L’indagine espressiva sul suono e sulla voce rivela l’attenzione di Bartolomei per l’intima musicalità delle cose, dei gesti, degli eventi, investigata anche attraverso l’originale pratica di comporre ‘scritture vocali’ in cui corpo e voce si fondono in un rapporto di intima specularità. Ed è proprio su questo aspetto del suo lavoro che vorrei concentrare la mia attenzione, dal momento che nelle tavole che trasmettono le ‘scritture vocali’ l’iconizzazione del segno linguistico è perseguita attraverso il disegno, il colore e tutti quegli artifici grafici propri anche delle esperienze di visual poetry: ossia gli ingrandimenti e le riduzioni, le spezzature, le sovrapposizioni e le combinazioni, le sistemazioni geometriche o casuali dei caratteri autografi, dattilo e tipografici. Le tavole verbo-visive di Bartolomei, funzionalmente deputate a sovvenire una performance di vocalità, vivono sulla fragile ma fertile tensione tra scrittura e immagine, a produrre “una personalissima semiografia musicale, completa degli strumenti tipici dell’osservazione e della visione (spazio, segni, colori), che le permette di restituire, attraverso una comprensione simbolica del discorso e dell’ascolto, l’intuizione originaria che è il luogo da cui parla l’inconscio” (Tomassini 1999, 57). Gli iconogrammi di Bartolomei si configurano pertanto come segni ad alta intensità figurativa che sembrano disinteressarsi della natura oggettiva del messaggio che veicolano, nonché della funzione enunciativa della scrittura, per farsi invece tracce visive delle corrispondenze implicite tra vocalità e termine designato.

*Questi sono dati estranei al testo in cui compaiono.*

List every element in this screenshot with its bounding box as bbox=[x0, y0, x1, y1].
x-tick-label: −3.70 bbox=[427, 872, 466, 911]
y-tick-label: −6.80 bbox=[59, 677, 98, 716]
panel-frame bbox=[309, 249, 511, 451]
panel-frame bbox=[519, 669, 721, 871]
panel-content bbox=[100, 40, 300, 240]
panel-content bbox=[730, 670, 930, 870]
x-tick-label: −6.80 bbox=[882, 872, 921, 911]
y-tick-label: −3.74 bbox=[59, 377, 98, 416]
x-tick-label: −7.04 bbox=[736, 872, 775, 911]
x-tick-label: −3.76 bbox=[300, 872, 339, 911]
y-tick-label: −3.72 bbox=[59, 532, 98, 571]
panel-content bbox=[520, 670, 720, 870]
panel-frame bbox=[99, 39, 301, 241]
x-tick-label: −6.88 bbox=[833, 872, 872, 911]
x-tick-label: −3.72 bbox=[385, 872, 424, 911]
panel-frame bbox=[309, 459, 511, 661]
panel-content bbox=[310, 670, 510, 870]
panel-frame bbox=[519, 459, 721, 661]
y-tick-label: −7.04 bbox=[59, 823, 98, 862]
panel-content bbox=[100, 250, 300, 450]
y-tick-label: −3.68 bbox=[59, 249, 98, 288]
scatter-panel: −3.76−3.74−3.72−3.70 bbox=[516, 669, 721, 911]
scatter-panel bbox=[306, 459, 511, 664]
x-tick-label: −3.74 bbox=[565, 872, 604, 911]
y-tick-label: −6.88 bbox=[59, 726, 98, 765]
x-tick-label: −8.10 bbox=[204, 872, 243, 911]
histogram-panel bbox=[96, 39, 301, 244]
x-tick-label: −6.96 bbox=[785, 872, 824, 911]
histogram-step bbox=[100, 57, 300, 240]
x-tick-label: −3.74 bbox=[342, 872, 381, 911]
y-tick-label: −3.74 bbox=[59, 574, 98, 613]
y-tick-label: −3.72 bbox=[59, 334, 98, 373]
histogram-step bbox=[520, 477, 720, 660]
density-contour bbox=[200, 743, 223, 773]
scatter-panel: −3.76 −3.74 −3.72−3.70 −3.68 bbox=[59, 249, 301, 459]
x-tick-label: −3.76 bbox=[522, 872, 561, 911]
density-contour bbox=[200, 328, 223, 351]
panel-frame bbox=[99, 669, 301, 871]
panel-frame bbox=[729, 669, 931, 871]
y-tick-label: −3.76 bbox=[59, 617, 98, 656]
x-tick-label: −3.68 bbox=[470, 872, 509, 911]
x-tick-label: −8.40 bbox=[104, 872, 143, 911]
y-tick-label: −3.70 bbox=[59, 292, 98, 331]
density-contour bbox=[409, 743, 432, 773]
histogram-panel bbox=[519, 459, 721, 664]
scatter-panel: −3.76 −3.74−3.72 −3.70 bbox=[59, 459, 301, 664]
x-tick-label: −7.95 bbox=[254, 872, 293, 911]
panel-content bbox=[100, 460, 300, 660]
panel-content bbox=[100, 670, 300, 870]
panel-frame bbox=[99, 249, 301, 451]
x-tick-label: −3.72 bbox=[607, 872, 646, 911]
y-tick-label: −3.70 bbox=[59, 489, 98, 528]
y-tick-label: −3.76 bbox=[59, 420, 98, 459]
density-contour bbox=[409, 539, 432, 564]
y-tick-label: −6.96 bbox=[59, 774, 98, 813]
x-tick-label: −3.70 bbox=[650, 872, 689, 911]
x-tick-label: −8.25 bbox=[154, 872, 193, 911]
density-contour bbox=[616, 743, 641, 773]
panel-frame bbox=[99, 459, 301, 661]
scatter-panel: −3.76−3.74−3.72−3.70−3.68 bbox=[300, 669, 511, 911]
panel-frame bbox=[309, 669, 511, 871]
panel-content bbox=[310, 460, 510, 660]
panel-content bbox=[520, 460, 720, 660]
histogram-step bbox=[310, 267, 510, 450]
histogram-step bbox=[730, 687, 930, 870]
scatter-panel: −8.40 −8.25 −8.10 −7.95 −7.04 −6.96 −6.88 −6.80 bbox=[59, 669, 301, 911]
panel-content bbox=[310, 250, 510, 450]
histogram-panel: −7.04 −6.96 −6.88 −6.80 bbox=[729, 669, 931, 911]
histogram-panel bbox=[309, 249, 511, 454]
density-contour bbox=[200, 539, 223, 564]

Quel che mi preme sottolineare è soprattutto che, così come la performance vocale che guidano, anche le ‘scritture vocali’ rappresentano a tutti gli effetti delle riscritture di una struttura ben definita (prosa lirica o dramma). Sono esse stesse, e in prima istanza, esperienze di lettura e interpretazione di un testo. Sono un’esecuzione performativa (iconica e bidimensionale) che organizza, scorta e conserva un’altra esecuzione (sonora e pluridimensionale), e così facendo agevola un ripristino del sonoro nel visivo. La formulazione verbale-sonora e la concezione segnico-visuale appaiono dunque come due momenti contemporanei, e reciprocamente influenti, dell’evento artistico e performativo. La coesistenza di codice visivo e codice sonoro sul foglio bianco, nonché la presenza della voce ‘in attesa’ al suo esterno, portano a uno stravolgimento del tradizionale ordine di produzione semantica, dal momento che il segno non è più (o soltanto) un grafema che condensa la potenzialità di un fonema, bensì un disegno che tale potenzialità rappresenta in una delle sue attuazioni, ossia nell’esecuzione vocale: “l’arbitrarietà apparente della trascrizione del ‘testo primo’ in un nuovo tracciato grafico si risolve nella restituzione di rilievi sonori ignoti e autonomi rispetto ai fonemi di origine, e dei quali sono in grado di restituire il lato in ombra” (Tomassini 1999, 58). La voce, dunque, è intesa aristotelicamente come il segno delle affezioni che hanno luogo nell’anima. Vincenzo Accame rileva che mentre per le avanguardie storiche (Surrealismo, Dadaismo, Futurismo, etc.) l’uso di materiali della tradizione non poetici, non propri della poesia, trovava ragione in una esigenza di aggressività, di sconvolgimento o semplicemente di rottura col passato, le nuove esperienze (dal Lettrismo in poi) mirano invece sostanzialmente alla comunicazione, all’analisi dei processi comunicativi e mentali, con un doppio fondo di stimoli scientifici e sociologici (cfr. Accame 1981, 7-10). A questa propensione analitica e comunicativa sembrano dunque rinviare anche le ‘scritture vocali’ di Bartolomei, testimonianze non tanto di un procedimento puramente fisico, quanto piuttosto espressione cognitiva di stati d’essere.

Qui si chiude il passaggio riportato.